The chance that they went through that stone randomly is astronomically small, they had to have seen it and took it out on purpose.
Pipeline Companies can't hold a candle to Ski Resorts!
It's like magic, they seem to be able to destroy nearly ALL of the actual (original) Property Corners (Mineral Surveys) with a Ski Run, Bike/Hiking Trail, Chair Lift, Lodge, Road or whatever. Then they wonder why Boundary Surveys take so long, and cost so much!
@ MightyMoe I was once working on a pipeline in west Texas. I found a stone mound that somewhere along the way someone drove a pipe through the center. The right-of-way abutted the section line and turned west at the corner. I built a pig pen around the mound and flagged the hell of it in pink and white flagging. Evidently that turned it into a target. When I returned a few days later, there were trackhoe tracks running right over the top and it was destroyed. You would think that the foresight of the previous surveyor that drove the pipe would have helped out, but when they dug the bell hole to tie in the corner, they piled the spoils on top of the section corner. When they backfilled the bell hole, the dozer pushed the pipe in with the spoils. I eventually went back to the site and sunk an iron rod, but the history was lost.
This bench mark was one of my high priority ones to fill a huge gap for the GPSonBM program. Railroad removed an old signal building at this crossing. The tire tracks were fresh when I arrived.

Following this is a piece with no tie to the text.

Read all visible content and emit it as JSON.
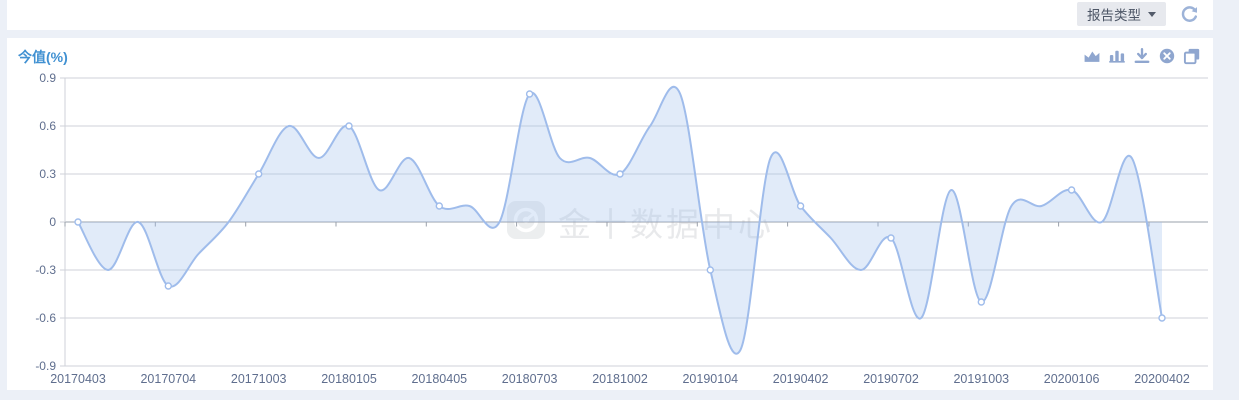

We did a boundary survey about 20 years ago for a new orchard. Every section corner, 1/4 corner, and 1/16th corner was monumented with an iron pipe and brass cap stamped Washington State Reclamation Service 1921, they were part of a huge survey by WSRS, for an irrigation project under the overall control of USBR. Fast forward about 6 months, we're back on site to stake the tree rows, and every single moment is torn out, and the cap is cut off of the pipe with a hacksaw. After a few days we noticed one of the irrigation guys had a belt buckle made of one of the caps. Turns out the whole irrigation crew thought they were pretty cool, so they all tore them out to make belt buckles out of them. We turned them in to the board but I don't think much came of it. They are all remoumented now based on our original ties and accessories, all are Berntsen A1 mons with my dad's number on them, positions preserved but the historical nature of the originals is long gone. We did find the flared bottom of about 1/3 of the pipes when digging to set the new ones, and one of the original stones from the GLO. They're in the holes under the new mons. Some irrigation guys somewhere probably still have some extrememly valuable belt buckles that they can't possibly understand like we do.